Wilson Ramos will crouch behind the plate on Sunday afternoon for the 23rd straight game. For a player with major knee surgery a year ago and two hamstring strains this season, that is no small accomplishment. In fact, it is a remarkable feat for any catcher. Playing the most arduous position in baseball, Ramos has been a stalwart over the past month. With Sunday’s start, Ramos’ streak will become the longest in baseball this season, passing Yadier Molina’s stretch of 22.
“I’m not trying to break records or nothing,” Ramos said before the game. “Because when I played 18 in a row I didn’t know about catching 22 in a row. In that moment, I say, ‘Okay, I got 18 already. Why not make more than that?’ For me, that’s a good test for my knee. It’s not easy. It’s not easy catching 22 games in a row. That made me feel good because now I know my knee and hamstring is good.”
So how did Ramos last the past 22 games? Arepas, traditional cornmeal patties from his native Venezuela that are often stuffed with cheese or meat.
After Ramos had two surgeries to repair his torn MCL and damaged ACL during the summer of 2012, he worked diligently to rehab and lose weight, believing a leaner frame would put less strain on his weaker knee. Ramos reported to spring training thinner, having replaced fat with muscle. He is listed at 6 feet, 220 pounds. But then he strained his hamstring for the first time in mid-April and again in mid-May.
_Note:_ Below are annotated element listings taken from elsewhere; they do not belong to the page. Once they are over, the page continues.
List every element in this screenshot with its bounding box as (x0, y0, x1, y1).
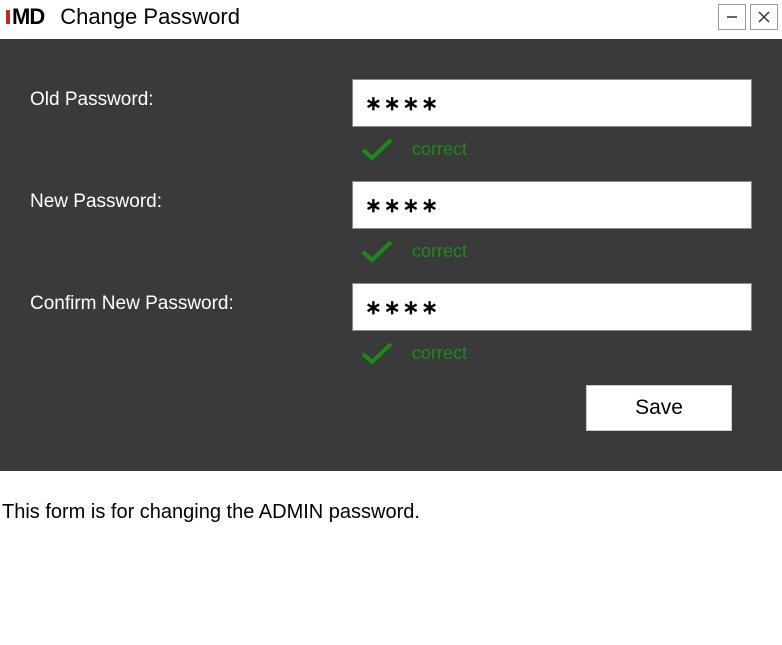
check-icon (360, 239, 394, 263)
new-password-validation: correct (360, 239, 752, 263)
minimize-button[interactable] (718, 4, 746, 30)
old-password-input[interactable] (352, 79, 752, 127)
minimize-icon (726, 11, 738, 23)
confirm-password-label: Confirm New Password: (30, 283, 352, 315)
close-button[interactable] (750, 4, 778, 30)
confirm-password-status: correct (412, 343, 467, 364)
check-icon (360, 137, 394, 161)
save-button[interactable]: Save (586, 385, 732, 431)
old-password-validation: correct (360, 137, 752, 161)
new-password-row: New Password: (30, 181, 752, 229)
new-password-input[interactable] (352, 181, 752, 229)
window-controls (718, 4, 778, 30)
logo-text: MD (12, 4, 44, 30)
old-password-status: correct (412, 139, 467, 160)
confirm-password-row: Confirm New Password: (30, 283, 752, 331)
logo-accent-icon (6, 10, 10, 24)
check-icon (360, 341, 394, 365)
new-password-status: correct (412, 241, 467, 262)
form-panel: Old Password: correct New Password: corr… (0, 39, 782, 471)
confirm-password-input[interactable] (352, 283, 752, 331)
new-password-label: New Password: (30, 181, 352, 213)
page-caption: This form is for changing the ADMIN pass… (0, 471, 782, 534)
change-password-window: MD Change Password Old Password: correct… (0, 0, 782, 471)
old-password-label: Old Password: (30, 79, 352, 111)
old-password-row: Old Password: (30, 79, 752, 127)
window-title: Change Password (60, 4, 240, 30)
confirm-password-validation: correct (360, 341, 752, 365)
button-row: Save (30, 385, 752, 431)
close-icon (758, 11, 770, 23)
app-logo: MD (6, 4, 44, 30)
titlebar: MD Change Password (0, 0, 782, 39)
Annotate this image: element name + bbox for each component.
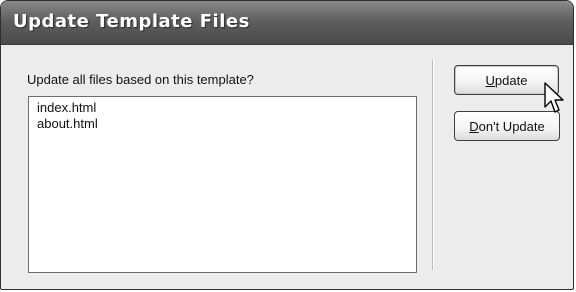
update-mnemonic: U bbox=[485, 72, 495, 88]
dont-update-mnemonic: D bbox=[469, 118, 479, 134]
file-list-item[interactable]: index.html bbox=[37, 100, 408, 116]
arrow-pointer-icon bbox=[544, 82, 564, 113]
file-list-item[interactable]: about.html bbox=[37, 116, 408, 132]
file-list[interactable]: index.html about.html bbox=[28, 96, 417, 273]
dialog-title: Update Template Files bbox=[13, 11, 250, 32]
update-button-label: Update bbox=[486, 73, 528, 88]
prompt-text: Update all files based on this template? bbox=[27, 72, 254, 87]
vertical-divider bbox=[432, 60, 434, 270]
update-template-files-dialog: Update Template Files Update all files b… bbox=[0, 0, 574, 290]
title-bar[interactable]: Update Template Files bbox=[1, 1, 573, 45]
dont-update-button-label: Don't Update bbox=[469, 119, 544, 134]
update-label-rest: pdate bbox=[494, 72, 528, 88]
dialog-body: Update all files based on this template?… bbox=[9, 45, 565, 281]
dont-update-label-rest: on't Update bbox=[478, 118, 545, 134]
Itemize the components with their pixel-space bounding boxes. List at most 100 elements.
“Since last year, I have been doing diet and working out,” Ramos said. “After I pulled my hamstring the second time, Ian [Desmond] tell me, ‘Stop that. Keep eating arepa, pasta, everything. Get your weight, your normal weight. You was 250 pounds and you never pulled your hamstring. Nothing. Now you lost weight and you started pulling your hamstring.’”
During his dieting, Ramos ate salads, vegetables, chicken and fish. Since his return from his second hamstring strain on July 4, he began eating “everything” again, including his beloved arepas. Ramos makes them for himself for breakfast every day, often filling them with cheese or ham.
“I’m playing better and feeling better,” he said. “If eat every day arepa, I can play every day,” he added with a smile.
Ramos has indeed played well during this exhausting stretch of games. The Nationals pitching staff has posted a 3.30 ERA in that span. He is hitting .226, but is slugging .452 thanks to six home runs and 19 RBI. The team is 16-6 in that span.
The streak, however, will end. When told that the longest streak of consecutive games caught belonged to Frankie Hayes, who was behind the plate for 312 straight games from 1943 to 1946, Ramos shook his head in disbelief. “I’m not gonna make that,” he said. “Not for me.”
In fact, despite the assistance of arepas, Ramos wants to rest on Monday. After 23 straight games, he thinks he finally needs a break. “After today, I may rest,” he said.